Mijn laatste opmerking is voor de FD-directie: weg met deze onzin opinies.
FD: Niemand durft te zeggen: weg met de onzinbanen
Door: Elfanie toe Laer
Datum: 11 februari 2025
“Toen corona om zich heen sloeg, trok de overheid met één persbericht een scheidslijn op de arbeidsmarkt: wie een cruciaal beroep had, hoefde niet thuis te blijven. Vijf jaar later zijn uitgerekend in die beroepsgroepen de tekorten het grootst. Gericht beleid blijft uit: ‘Er wordt bijna nooit gezegd dat een beroep níet essentieel is.’
In het kort
- Cruciale sectoren kampen met tekorten en die lopen verder op. Dat tast op termijn onze levenskwaliteit en verdienvermogen aan.
- Een vise en gericht beleid vanuit de overheid om dit probleem aan te pakken, zijn er niet.
- Deskundigen zeggen dat het probleem verweesd raakt, omdat iedereen naar een ander wijst.
Het is frustrerend: de instroom van studenten bij de opleiding voor verzorgende IG (individuele gezondheidszorg) is in vijf jaar met 41% gedaald. De mbo 3-opleiding leidt op tot thuiszorg- of ouderenzorgmedewerker. Dat werk lijkt plotseling veel minder populair.
Bianca Buurman, voorzitter van de beroepsvereniging V&VN, zucht. Die daling is geen goed teken. Zij voelt de druk van het stijgend aantal openstaande vacatures. Eind 2023 was het tekort in de zorg 44.000, tot 2034 loopt dit cijfer op naar 266.000. Niet alleen vergrijst de beroepsgroep, door diezelfde vergrijzing komen er ook veel patiënten bij.
Er is geen beleid
De zorg is het meest prangende voorbeeld, maar ook de techniek (zo’n 60.000 vacatures), de bouw (26.000) en het onderwijs (12.000) worstelen met personeelstekorten.

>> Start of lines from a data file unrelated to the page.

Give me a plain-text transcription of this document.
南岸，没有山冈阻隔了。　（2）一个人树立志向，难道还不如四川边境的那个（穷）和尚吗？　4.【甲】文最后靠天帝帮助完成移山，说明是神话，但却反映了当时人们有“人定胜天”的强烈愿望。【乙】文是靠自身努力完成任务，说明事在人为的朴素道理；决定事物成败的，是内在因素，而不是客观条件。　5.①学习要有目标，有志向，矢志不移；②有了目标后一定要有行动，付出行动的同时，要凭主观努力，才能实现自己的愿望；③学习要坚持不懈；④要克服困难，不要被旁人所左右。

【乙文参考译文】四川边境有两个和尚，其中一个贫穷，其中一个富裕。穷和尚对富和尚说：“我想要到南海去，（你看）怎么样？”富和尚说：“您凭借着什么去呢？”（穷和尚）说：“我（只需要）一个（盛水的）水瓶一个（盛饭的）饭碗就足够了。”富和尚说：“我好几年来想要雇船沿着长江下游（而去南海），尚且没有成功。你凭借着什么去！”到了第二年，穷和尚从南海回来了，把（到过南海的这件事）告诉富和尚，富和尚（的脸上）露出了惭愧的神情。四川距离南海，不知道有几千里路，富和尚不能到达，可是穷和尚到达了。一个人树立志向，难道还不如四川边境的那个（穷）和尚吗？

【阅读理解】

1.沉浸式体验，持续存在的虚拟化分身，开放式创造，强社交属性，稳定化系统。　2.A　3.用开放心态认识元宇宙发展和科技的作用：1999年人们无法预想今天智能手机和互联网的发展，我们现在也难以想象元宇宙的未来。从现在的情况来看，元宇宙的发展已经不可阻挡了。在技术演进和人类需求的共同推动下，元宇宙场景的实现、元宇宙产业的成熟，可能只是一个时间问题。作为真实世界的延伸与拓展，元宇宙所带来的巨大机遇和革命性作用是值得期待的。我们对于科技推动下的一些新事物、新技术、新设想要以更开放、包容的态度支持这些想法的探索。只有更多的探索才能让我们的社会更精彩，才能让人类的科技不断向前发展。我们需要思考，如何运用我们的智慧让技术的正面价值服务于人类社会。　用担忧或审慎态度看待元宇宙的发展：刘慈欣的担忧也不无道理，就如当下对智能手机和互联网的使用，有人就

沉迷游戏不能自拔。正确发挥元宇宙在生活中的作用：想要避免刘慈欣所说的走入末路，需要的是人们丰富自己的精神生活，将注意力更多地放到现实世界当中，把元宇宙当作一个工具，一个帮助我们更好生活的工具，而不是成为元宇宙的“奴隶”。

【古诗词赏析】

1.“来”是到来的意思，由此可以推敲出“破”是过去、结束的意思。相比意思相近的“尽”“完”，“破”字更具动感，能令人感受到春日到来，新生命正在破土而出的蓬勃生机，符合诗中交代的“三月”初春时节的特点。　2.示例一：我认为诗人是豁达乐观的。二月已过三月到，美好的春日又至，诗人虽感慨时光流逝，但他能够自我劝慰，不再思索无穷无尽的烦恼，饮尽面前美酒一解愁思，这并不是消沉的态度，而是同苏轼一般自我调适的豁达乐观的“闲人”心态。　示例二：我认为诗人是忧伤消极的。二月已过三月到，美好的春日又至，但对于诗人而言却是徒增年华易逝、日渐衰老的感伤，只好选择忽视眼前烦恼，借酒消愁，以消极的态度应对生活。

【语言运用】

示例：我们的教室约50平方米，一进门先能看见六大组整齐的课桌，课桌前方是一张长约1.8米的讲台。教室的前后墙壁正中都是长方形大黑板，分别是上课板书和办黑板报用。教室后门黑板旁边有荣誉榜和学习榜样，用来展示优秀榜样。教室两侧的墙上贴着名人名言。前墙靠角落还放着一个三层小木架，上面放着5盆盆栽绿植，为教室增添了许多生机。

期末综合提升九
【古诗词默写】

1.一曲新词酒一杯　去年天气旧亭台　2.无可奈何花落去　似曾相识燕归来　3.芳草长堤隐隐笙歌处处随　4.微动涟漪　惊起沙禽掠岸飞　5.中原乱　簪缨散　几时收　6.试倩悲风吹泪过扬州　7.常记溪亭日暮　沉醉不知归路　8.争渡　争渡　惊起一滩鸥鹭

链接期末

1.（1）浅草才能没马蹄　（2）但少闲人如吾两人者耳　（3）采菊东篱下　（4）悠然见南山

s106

De gevolgen zien we al: kortere lesweken, langere wachtlijsten, vertraagde bouwprojecten en onbevoegden die gehandicapten of ouderen verzorgen.
Natuurlijk gebeurt er van alles om de gaten te dichten. Het UWV wil werkzoekenden begeleiden naar zogeheten krapteberoepen. Taskforces, campagnes en zijinstroomtrajecten trekken hard aan de potentiële verpleegkundige, monteur of leerkracht. Maar overheidsbeleid om cruciale beroepen als groep populairder te maken, dat is er niet.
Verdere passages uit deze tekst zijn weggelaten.